Certaines hausses sont spectaculaires selon les catégories de revenus. Les montants sont majorés en fonction de la catégorie de revenus par le calcul d’un coefficient: C1, revenu inférieur ou égal à 21 900€ (prime de base multipliée par 3); C2, revenu inférieur ou égal à 31 100€ (prime de base multipliée par 2); C3, revenu inférieur ou égal à 41 100€ (prime de base multipliée par 1,5) et C4, revenu inférieur ou égal à 93 000€ (prime de base multipliée par 1).

Pour calculer votre revenu et donc votre coefficient, entre également en compte le nombre d’enfants. Un exemple concret. Un couple gagne 45 000€ par an et a trois enfants à charge. Pour le calcul du coefficient, chaque enfant donne droit à un abattement de 5 000€. Donc, le revenu qui sera prix en compte pour le coefficient sera de 45 000€ moins trois fois 5 000€, soit 30 000€. La prime sera donc multipliée par deux (coefficient C2).

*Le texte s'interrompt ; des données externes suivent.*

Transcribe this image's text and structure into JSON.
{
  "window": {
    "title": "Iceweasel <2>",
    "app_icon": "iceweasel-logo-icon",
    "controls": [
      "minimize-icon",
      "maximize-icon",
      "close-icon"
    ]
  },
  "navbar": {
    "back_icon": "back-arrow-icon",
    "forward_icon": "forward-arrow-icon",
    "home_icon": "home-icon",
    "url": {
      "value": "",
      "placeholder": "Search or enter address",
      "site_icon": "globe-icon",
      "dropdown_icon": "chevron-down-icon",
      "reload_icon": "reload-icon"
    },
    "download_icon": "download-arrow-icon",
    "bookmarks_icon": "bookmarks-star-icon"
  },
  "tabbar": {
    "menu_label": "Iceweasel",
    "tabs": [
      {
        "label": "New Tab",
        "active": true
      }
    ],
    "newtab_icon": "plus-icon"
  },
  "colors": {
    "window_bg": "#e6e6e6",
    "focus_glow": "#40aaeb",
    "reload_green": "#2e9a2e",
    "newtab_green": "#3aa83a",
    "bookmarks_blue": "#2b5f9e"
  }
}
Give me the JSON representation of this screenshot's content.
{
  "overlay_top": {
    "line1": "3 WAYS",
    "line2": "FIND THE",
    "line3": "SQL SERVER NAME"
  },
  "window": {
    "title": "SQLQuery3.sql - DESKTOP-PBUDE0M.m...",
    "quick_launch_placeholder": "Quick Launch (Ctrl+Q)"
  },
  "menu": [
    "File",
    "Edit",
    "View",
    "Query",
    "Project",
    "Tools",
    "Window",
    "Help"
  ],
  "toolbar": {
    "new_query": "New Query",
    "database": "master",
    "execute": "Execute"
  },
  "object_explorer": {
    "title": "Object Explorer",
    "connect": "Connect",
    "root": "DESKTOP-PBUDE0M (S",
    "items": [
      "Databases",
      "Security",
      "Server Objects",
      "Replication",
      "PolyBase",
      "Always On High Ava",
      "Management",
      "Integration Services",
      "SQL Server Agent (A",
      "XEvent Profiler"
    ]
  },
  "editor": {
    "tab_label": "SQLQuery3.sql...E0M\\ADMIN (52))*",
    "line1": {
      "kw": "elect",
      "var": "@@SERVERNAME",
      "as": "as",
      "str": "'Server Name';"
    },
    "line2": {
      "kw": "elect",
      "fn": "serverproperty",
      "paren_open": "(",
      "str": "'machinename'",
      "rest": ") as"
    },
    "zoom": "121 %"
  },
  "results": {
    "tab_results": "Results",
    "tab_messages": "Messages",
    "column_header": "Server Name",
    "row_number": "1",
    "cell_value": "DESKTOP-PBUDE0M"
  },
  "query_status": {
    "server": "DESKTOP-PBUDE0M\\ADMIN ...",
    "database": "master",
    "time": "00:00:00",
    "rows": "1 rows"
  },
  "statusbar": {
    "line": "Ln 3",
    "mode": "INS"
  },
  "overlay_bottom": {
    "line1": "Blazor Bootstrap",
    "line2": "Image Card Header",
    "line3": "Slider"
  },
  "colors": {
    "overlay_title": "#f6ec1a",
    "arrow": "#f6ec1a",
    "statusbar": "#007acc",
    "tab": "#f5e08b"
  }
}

Le plus simple pour calculer le vôtre est de vous rendre sur le site www.energie.wallonie.be qui propose un simulateur en ligne ou de vous adresser à un guichet de l'énergie. Le montant des primes énergie et rénovation ne peut cependant en aucun cas dépasser 70% de la facture TVAC. Enfin, pour les demandes de prime introduites en 2018, il faut tenir compte des revenus du ménage de l'année 2016.

Une multiplicité de primes

Elles sont divisées en deux catégories, les primes énergie d’une part et les primes rénovation d’autre part. Les premières concernent les travaux d’isolation (toit, mur, sol), l’audit énergétique, le chauffage et l’eau sanitaire. Les primes rénovation couvrent la toiture et la charpente, les murs et les sols, la sécurité et le remplacement des menuiseries extérieures. Il serait dommage de passer à côté.